Les premiers suppléments bandes dessinées sont des mini-romans comme On a volé les plans de la V2[276]. Dans les années 1950, des feuillets sont glissés dans divers numéros du journal dont le plus fameux est le Spirou de Poche[76]. À l'occasion du no 1000, le journal offre pour la première fois deux mini-récits en bande dessinée de seize pages à monter soi-même. Mais ce n'est que deux ans plus tard que les mini-récits deviennent réguliers dans les pages de l'hebdomadaire[87], avec Les Schtroumpfs noirs, la première aventure solo des Schtroumpfs, les premières planches de Petit Noël et de Boule et Bill[94]. Ils deviennent pratiquement hebdomadaires avant de régresser à la fin des années 1960[291] et de disparaître totalement en 1975, après 562 mini-récits[292]. Dans le même temps, sont publiés deux maxi-récits[293]. Dans les années 1960, paraissent aussi les Suppléments Surprises, petits albums sur l'actualité destinés aux lecteurs les plus âgés[294].
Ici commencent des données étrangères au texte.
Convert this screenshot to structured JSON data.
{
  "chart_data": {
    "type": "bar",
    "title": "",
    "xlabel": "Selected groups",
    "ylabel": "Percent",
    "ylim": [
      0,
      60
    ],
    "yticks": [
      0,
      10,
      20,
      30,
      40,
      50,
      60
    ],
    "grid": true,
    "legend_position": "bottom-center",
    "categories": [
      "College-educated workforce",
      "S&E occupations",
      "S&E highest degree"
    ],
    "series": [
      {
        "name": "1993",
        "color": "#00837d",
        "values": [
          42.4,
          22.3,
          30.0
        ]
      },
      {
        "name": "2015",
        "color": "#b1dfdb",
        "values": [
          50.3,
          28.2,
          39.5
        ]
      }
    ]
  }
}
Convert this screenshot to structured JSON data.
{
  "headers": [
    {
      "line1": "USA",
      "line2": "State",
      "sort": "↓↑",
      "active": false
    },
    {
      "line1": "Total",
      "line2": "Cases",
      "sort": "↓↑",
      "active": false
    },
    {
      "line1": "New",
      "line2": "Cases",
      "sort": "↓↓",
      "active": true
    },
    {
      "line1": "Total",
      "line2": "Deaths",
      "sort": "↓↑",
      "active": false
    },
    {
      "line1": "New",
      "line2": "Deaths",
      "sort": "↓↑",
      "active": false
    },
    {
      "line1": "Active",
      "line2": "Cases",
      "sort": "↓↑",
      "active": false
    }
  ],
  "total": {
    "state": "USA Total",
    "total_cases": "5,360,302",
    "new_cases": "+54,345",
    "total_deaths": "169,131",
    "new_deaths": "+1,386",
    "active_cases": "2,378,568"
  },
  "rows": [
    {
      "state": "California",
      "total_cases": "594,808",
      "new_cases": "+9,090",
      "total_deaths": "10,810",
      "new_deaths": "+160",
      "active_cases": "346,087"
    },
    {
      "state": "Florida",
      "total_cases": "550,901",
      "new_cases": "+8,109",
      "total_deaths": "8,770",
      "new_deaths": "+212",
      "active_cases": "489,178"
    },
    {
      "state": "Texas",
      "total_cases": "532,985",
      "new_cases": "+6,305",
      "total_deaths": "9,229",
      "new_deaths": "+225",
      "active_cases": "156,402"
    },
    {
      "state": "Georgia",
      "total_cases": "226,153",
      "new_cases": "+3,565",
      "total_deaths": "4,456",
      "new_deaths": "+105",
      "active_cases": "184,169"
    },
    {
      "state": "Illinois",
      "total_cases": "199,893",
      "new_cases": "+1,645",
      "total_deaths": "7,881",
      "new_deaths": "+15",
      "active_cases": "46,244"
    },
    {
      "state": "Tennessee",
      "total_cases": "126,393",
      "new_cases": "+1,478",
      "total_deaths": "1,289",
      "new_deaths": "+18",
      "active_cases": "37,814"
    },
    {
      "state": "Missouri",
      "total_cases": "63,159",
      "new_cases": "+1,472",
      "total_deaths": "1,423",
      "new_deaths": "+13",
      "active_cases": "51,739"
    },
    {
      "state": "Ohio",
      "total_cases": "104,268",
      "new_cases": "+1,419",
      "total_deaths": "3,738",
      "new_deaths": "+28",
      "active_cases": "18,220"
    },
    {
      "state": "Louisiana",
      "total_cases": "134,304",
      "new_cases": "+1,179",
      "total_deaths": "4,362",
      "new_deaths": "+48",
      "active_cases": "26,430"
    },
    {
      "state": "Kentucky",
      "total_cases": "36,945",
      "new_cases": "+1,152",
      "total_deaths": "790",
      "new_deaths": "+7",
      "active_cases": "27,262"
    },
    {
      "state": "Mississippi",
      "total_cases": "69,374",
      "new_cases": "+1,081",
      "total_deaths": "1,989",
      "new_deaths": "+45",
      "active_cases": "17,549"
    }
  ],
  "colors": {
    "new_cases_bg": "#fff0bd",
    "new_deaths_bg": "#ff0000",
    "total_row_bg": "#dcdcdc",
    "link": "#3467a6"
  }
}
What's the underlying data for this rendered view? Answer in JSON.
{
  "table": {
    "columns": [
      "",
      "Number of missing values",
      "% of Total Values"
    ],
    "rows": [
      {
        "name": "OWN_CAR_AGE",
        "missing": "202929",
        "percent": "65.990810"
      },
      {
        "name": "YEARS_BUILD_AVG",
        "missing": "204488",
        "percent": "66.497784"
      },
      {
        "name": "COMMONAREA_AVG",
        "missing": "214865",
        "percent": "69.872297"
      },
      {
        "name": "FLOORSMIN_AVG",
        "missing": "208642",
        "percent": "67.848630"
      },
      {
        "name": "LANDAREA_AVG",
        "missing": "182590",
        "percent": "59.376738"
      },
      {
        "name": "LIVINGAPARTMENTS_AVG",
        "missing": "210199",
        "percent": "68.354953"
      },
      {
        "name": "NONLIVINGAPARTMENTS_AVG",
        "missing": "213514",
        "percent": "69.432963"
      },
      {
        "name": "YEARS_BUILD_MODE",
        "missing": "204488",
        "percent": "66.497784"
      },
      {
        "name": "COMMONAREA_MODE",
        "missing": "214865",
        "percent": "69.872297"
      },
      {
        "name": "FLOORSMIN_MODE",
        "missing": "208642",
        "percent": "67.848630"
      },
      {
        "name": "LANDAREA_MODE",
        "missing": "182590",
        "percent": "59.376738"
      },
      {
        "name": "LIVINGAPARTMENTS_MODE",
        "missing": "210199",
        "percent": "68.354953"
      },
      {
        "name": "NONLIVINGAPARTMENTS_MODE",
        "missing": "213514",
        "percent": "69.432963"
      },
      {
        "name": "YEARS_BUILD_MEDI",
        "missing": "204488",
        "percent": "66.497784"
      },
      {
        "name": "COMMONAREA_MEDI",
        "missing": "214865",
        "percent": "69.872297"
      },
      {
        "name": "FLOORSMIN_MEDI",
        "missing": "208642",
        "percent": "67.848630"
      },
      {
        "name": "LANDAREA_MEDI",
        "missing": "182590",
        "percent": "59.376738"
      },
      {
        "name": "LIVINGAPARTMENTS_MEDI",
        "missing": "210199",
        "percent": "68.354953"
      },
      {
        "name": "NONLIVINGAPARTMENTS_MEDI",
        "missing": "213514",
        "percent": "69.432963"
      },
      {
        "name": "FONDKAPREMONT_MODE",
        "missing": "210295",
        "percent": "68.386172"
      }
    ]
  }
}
Durant la période Thierry Martens, plusieurs journaux sont offerts en supplément avec Spirou. Le plus marquant est Le Trombone illustré dirigé par André Franquin et Yvan Delporte en 1977. Officiellement indépendant de la rédaction de Spirou, il est destiné à un public plus âgé[295]. Quelques années auparavant, il y eut déjà une tentative de journal indépendant avec Bobo Magazine de Maurice Rosy destiné à un public plus jeune que les lecteurs traditionnels de Spirou[172]. Plus dépendant de la rédaction, il y eut le délirant L'Apache qui Rit considéré comme n'étant compréhensible que par « les personnes ayant un verre dans le nez »[296], Pignouf, reprise d'un fanzine canadien publié pendant une relâche du Trombone illustré[173] ou encore des suppléments ponctuels uniques, réalisés par un groupe d'auteurs pour un seul numéro, comme Le Petit Cauvin illustré par l'équipe des dessinateurs qui gravitent autour de Raoul Cauvin[169]. La page blanche est la hantise des Dupuis qui, à la fin des années 1960, achètent beaucoup d'histoires étrangères qui restent au fond des tiroirs. De qualité très discutable et loin des standards du journal, elles sont offertes comme suppléments dans les années 1970 avec Les Albums à relier[297].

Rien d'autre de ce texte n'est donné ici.